Despite the occasional high-profile success, Spain has not really reached its potential in terms of scientific output. Is the problem cultural or it is directly related to limited resources? Perhaps it's a bit of both.

Spain has more than 150,000 scientific researchers, according to statistics collected by Eurostat (http://epp.eurostat.ec.europa.eu) — but leading European research countries such as France and Britain have twice that number, and the United States has ten times as many. The gross domestic expenditure per researcher is half of that in France or Britain, and one-third of that in the United States. But this alone doesn't explain why Spain publishes so few papers in Science or Nature: 5 to 10 times fewer than France or Britain and 50 times fewer than the United States. It even publishes fewer than smaller countries such as the Netherlands or Switzerland.
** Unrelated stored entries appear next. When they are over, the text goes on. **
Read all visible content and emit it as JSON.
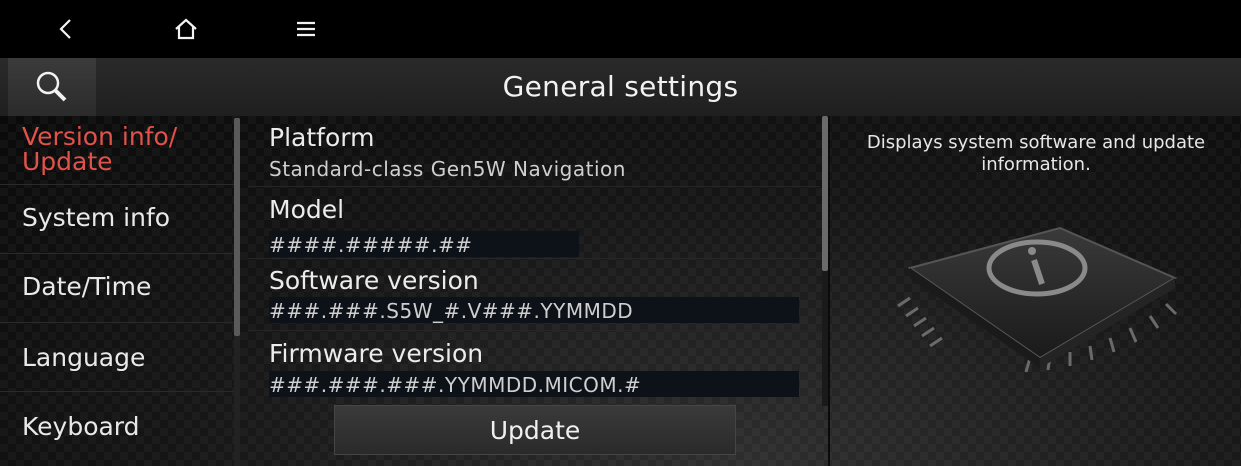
{
  "topbar": {
    "back_icon": "back-icon",
    "home_icon": "home-icon",
    "menu_icon": "menu-icon"
  },
  "header": {
    "title": "General settings",
    "search_icon": "search-icon"
  },
  "sidebar": {
    "items": [
      {
        "label": "Version info/ Update",
        "active": true
      },
      {
        "label": "System info"
      },
      {
        "label": "Date/Time"
      },
      {
        "label": "Language"
      },
      {
        "label": "Keyboard"
      }
    ]
  },
  "main": {
    "rows": [
      {
        "label": "Platform",
        "value": "Standard-class Gen5W Navigation"
      },
      {
        "label": "Model",
        "value": "####.#####.##"
      },
      {
        "label": "Software version",
        "value": "###.###.S5W_#.V###.YYMMDD"
      },
      {
        "label": "Firmware version",
        "value": "###.###.###.YYMMDD.MICOM.#"
      }
    ],
    "update_label": "Update"
  },
  "description": "Displays system software and update information.",
  "colors": {
    "accent": "#e0524a",
    "background": "#000000"
  }
}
One problem is that funding in Spain rarely provides for students or postdocs. The national funding agency, the CICYT, relies mostly on permanent staff to carry out the benchwork and each scientist is allowed to be full-time on only one project at a time. Competitive research requires substantially more resources. Regional funding may add a small yearly amount to the CICYT budget: European Union money could make a difference, but it reaches only a few exceptional projects and groups.

Spain should invest generous funding in a few outstanding institutes. It currently has some 'centres of excellence' — research facilities selected by the government. Unfortunately, these compete with other institutions for funding and have only limited additional resources to service and renew equipment and assist visiting scientists. They do not have privileged funding for students or technical personnel. Change does not look likely.

Even if Spain does invest in these centres, it must also address the problems documented in a recent study (A. Sibert Labour productivity growth in the European Union http://www.europarl.europa.eu/comparl/econ/emu/20061220/sibert_en.pdf): low productivity and weak collaboration among Spanish research groups. The country's scientists will have to earn the trust of tax-payers, funding agencies and potentially collaborative companies for Spanish science to reach its full potential.